Escolha do modelo de preços

Preço fixo ou tarifa horária: escolha o modelo que corresponde ao risco

Nenhum modelo é universalmente melhor. A faturação horária põe preço no tempo e na incerteza; o preço fixo transfere mais risco de entrega para quem faz a estimativa.

Comparação editorial entre trabalho flexível por hora e entregável de âmbito fixo

A diferença é quem suporta a incerteza

Com faturação horária, o cliente paga o tempo realmente utilizado. O total pode mudar, mas novas informações e mudanças de âmbito são mais fáceis de absorver. Com preço fixo, o cliente obtém certeza de custo enquanto o freelancer aceita o risco de a entrega demorar mais do que o previsto.

Essa troca importa mais do que a preferência. Um preço fixo construído sobre requisitos pouco claros não é certeza; é uma aposta não declarada. Trabalho por hora sem relatórios ou limite de orçamento não é flexibilidade; é uma subscrição de ansiedade.

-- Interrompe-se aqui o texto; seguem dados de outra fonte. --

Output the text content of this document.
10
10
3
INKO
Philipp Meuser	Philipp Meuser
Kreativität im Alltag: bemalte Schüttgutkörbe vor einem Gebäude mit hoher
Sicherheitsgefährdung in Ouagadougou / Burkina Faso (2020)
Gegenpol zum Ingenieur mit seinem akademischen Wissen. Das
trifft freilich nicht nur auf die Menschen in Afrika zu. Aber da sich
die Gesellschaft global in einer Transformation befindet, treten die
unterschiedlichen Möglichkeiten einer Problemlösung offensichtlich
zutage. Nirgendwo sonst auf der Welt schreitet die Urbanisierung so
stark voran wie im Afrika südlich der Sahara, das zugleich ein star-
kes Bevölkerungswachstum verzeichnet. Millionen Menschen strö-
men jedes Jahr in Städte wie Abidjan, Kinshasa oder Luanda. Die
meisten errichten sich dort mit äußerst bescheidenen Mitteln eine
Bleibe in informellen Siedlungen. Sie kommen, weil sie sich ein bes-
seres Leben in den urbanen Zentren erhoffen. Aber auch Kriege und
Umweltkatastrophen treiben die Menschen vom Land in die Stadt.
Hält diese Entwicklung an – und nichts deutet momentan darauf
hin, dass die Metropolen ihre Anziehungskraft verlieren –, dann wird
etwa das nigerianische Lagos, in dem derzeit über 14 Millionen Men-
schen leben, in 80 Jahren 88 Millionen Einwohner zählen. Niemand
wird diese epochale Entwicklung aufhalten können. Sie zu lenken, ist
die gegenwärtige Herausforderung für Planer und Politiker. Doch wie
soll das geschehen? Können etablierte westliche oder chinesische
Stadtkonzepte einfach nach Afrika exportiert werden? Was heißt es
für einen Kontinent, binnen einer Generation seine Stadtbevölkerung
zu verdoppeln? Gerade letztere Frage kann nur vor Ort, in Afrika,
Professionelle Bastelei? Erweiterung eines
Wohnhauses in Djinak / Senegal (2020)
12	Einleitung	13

Quando a faturação horária é mais adequada

Use horas quando o trabalho for exploratório, de suporte ou controlado por prioridades em mudança. Também é apropriado quando o cliente dirige de perto o fluxo ou sistemas externos tornam o esforço difícil de prever.

  • Manutenção e suporte contínuos
  • Pesquisa, auditorias e descoberta inicial
  • Trabalho com sistemas legados pouco claros ou dependências externas
  • Backlogs em que o cliente pode repriorizar tarefas
  • Projetos esperados evoluir durante a entrega

Quando o preço fixo funciona bem

Preço fixo funciona quando resultado, âmbito, inputs e critérios de aceitação são conhecidos. Serviços repetidos e pacotes padronizados são bons candidatos porque dados históricos reduzem o risco de estimativa.

O preço fixo deve remunerar o risco assumido e a eficiência adquirida. Se a experiência permite terminar em metade do tempo, o cliente continua a receber o resultado e o preço acordados; velocidade não deve reduzir automaticamente o seu faturamento.

Use um híbrido quando o projeto tem dois perfis de risco

Muitos projetos começam com incerteza e tornam-se previsíveis depois da descoberta. Cobre a descoberta por hora ou com um pequeno valor fixo e depois dê preço fixo à fase definida. Outra opção é um retainer mensal com capacidade, tempo de resposta e tarifa extra definidos.

Um híbrido não é indecisão. Separa trabalho desconhecido de trabalho conhecido para que ambos possam ser cobrados honestamente.

  • Descoberta paga seguida de orçamento fixo de implementação
  • Âmbito principal fixo com pedidos de mudança por hora
  • Retainer mensal com tarifa extra acordada
  • Valores fixos por marcos conhecidos e suporte por hora entre eles

Um teste de decisão com cinco perguntas

Antes de escolher, pergunte se o entregável é específico, os inputs estão disponíveis, as dependências controladas, os critérios de aceitação objetivos e se possui dados históricos relevantes. Quanto mais respostas forem não, mais forte é o caso para horas ou descoberta paga.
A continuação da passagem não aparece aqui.